比較例2にさらにフェノール変性シリコーンを加えた比較例4は、より乾燥耐性、及び製剤の安定性に劣る結果となった。
【0093】
比較例3は、(エチレン/プロピレン)コポリマーを配合し、エステル化合物を配合しない口紅である。実施例1~5と比較例3を比較すると、(エチレン/プロピレン)コポリマーとエステル化合物を同時に配合することで、より優れたロングラスティング効果、乾燥耐性、及び製剤安定性を発揮することが明らかとなった。
【0094】
<試験例2>リキッドタイプの口紅の二次付着レス効果の評価
ロングラスティング効果を有するリキッドタイプの口紅について、さらに下記表2に示すシリコーン油剤を加え、二次付着レス効果について評価した。
すなわち、下記表2に示す組成に従い、試験例1と同様の手順で実施例6~10を調製した。得られたリキッドタイプの口紅について、下記の評価基準に従って二次付着レス効果を評価した。
【0095】
(二次付着レス効果)
ドクタープレート(2ML)を用いて、調製した口紅をバイオプレートに塗布した。室温下で一分間放置後、バイオプレートの塗布面に約500gのアクリル白板を載せ、口紅の色移りの度合いを目視にて評価した。
1・・・アクリル白板の全面に色移りが見られる。
2・・・アクリル白板の一部に色移りが見られる。
3・・・アクリル白板に色移りが見られないか、又は極わずかに色移りが見られる。
【0096】
【表2】
【0097】
表2に示す通り、ジフェニルジメチコン又はトリメチルシロキシフェニルジメチコンを含む実施例6~10は、優れた二次付着レス効果を示した。特に、ジフェニルジメチコン又はトリメチルシロキシフェニルジメチコンの含有量が30質量%以上である実施例3及び4は、特に優れた二次付着レス効果を示した。
一方、ジフェニルジメチコン又はトリメチルシロキシフェニルジメチコンの含有量が5質量%である実施例12、及びジフェニルジメチコンを含まない実施例13は、二次付着レス効果に劣ることが明らかとなった。
【0098】
また、実施例11より、ジフェニルジメチコン又はトリメチルシロキシフェニルジメチコンを含む形態であっても、多量のトリエチルヘキサノインを含む場合は、二次付着レス効果に劣ることが明らかとなった。

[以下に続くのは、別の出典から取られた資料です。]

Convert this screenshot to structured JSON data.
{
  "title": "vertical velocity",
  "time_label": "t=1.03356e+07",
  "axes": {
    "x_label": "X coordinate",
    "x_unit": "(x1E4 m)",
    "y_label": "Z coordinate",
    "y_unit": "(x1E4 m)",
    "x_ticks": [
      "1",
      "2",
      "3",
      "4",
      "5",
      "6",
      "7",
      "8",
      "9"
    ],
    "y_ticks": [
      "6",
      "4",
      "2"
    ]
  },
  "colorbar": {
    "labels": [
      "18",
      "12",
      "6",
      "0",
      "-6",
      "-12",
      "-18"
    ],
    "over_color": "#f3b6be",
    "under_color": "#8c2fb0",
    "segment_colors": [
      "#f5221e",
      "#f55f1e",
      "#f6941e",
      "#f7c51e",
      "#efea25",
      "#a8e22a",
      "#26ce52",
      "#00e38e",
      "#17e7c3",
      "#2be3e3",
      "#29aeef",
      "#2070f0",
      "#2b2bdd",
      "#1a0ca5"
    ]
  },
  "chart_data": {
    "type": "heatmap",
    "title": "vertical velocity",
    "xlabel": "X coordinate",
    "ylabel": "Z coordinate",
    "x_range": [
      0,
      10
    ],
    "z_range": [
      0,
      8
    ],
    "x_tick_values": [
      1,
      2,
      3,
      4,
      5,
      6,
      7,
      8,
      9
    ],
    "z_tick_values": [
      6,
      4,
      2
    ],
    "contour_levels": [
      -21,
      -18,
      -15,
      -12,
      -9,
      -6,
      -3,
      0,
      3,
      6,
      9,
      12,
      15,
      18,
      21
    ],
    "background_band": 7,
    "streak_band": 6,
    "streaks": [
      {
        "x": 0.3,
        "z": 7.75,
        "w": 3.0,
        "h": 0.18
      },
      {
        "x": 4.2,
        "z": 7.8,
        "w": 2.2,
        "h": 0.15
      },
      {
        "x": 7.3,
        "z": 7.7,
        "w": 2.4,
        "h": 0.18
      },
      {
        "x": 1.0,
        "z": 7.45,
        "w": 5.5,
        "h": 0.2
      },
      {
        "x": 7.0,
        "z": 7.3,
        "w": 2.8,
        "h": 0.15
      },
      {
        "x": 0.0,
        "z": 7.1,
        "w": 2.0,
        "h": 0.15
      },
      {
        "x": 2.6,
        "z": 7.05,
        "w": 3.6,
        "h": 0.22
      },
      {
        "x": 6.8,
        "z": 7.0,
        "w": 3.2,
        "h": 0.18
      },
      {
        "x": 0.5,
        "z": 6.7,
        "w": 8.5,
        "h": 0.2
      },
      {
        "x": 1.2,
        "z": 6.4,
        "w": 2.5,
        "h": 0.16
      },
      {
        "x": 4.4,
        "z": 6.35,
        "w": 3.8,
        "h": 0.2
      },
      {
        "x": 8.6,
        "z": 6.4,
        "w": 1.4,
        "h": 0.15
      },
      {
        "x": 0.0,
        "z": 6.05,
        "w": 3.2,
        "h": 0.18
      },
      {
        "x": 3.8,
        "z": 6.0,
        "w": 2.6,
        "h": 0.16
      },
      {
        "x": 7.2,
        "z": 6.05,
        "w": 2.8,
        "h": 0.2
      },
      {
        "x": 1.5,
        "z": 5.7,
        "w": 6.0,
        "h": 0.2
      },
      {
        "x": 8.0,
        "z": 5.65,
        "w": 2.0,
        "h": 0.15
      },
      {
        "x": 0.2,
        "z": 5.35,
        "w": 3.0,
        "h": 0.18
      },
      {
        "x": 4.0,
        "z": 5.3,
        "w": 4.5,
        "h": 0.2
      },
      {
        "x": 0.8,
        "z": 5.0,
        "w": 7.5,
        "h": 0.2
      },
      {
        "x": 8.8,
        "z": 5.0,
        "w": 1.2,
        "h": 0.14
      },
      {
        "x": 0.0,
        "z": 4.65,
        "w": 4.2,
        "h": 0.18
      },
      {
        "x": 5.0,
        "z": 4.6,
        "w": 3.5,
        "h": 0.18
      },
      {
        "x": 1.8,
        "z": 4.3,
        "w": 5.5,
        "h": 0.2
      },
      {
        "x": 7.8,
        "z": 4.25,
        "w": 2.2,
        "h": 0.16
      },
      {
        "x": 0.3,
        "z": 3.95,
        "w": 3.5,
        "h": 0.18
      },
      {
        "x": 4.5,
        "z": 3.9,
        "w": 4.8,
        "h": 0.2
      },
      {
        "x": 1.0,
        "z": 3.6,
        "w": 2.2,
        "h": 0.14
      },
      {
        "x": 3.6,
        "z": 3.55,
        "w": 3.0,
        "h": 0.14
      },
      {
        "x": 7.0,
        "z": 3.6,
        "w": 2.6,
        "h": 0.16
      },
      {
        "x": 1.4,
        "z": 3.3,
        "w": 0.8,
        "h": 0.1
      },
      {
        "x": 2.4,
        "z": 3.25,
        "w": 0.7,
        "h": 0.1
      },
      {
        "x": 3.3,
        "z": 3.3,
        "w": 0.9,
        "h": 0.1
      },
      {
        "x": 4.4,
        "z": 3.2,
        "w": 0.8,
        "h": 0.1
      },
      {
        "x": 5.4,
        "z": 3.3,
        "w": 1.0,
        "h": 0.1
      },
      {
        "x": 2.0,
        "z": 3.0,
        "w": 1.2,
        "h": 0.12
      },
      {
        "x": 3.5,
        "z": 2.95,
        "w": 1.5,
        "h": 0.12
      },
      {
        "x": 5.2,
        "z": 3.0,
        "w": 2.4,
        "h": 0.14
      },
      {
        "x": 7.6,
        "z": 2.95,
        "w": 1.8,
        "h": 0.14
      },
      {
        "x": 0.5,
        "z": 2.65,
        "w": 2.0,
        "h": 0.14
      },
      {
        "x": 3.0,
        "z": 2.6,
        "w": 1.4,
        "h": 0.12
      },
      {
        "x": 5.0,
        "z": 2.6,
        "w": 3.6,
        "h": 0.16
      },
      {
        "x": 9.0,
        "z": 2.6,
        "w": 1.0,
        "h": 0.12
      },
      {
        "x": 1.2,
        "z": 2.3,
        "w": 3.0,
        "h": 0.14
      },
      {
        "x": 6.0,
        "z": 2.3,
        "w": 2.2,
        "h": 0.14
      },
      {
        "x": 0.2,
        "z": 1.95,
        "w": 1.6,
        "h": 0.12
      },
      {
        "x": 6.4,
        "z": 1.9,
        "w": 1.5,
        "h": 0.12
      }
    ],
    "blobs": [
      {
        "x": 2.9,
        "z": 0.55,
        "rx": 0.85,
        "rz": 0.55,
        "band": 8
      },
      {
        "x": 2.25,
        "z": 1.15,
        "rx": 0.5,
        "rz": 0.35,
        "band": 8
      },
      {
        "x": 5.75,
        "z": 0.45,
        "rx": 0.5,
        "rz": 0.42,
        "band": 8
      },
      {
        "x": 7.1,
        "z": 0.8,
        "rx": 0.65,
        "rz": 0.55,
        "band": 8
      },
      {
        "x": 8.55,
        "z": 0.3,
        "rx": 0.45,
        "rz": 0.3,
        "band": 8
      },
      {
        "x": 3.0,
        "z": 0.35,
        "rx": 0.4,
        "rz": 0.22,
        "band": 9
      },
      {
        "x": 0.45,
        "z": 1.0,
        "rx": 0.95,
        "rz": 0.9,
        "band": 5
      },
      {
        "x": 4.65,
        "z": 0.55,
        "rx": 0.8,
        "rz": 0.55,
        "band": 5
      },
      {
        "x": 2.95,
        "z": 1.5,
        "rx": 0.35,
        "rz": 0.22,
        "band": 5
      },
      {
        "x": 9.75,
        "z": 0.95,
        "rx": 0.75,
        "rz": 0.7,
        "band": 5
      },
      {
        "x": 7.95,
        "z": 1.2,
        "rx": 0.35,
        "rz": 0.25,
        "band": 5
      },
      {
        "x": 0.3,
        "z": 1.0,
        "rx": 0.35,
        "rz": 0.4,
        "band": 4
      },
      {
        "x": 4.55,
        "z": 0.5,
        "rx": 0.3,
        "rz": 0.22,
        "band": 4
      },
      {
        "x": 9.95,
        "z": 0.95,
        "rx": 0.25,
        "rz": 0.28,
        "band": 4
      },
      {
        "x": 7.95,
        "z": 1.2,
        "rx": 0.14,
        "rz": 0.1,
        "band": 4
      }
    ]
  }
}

したがって、ジフェニルジメチコン又はトリメチルシロキシフェニルジメチコンを含み、トリエチルヘキサノインを極力含まないことが、二次付着レス効果の観点から好ましいことがわかった。
【産業上の利用可能性】
【0099】
本発明の皮膚外用組成物は、唇用化粧料に応用することができる。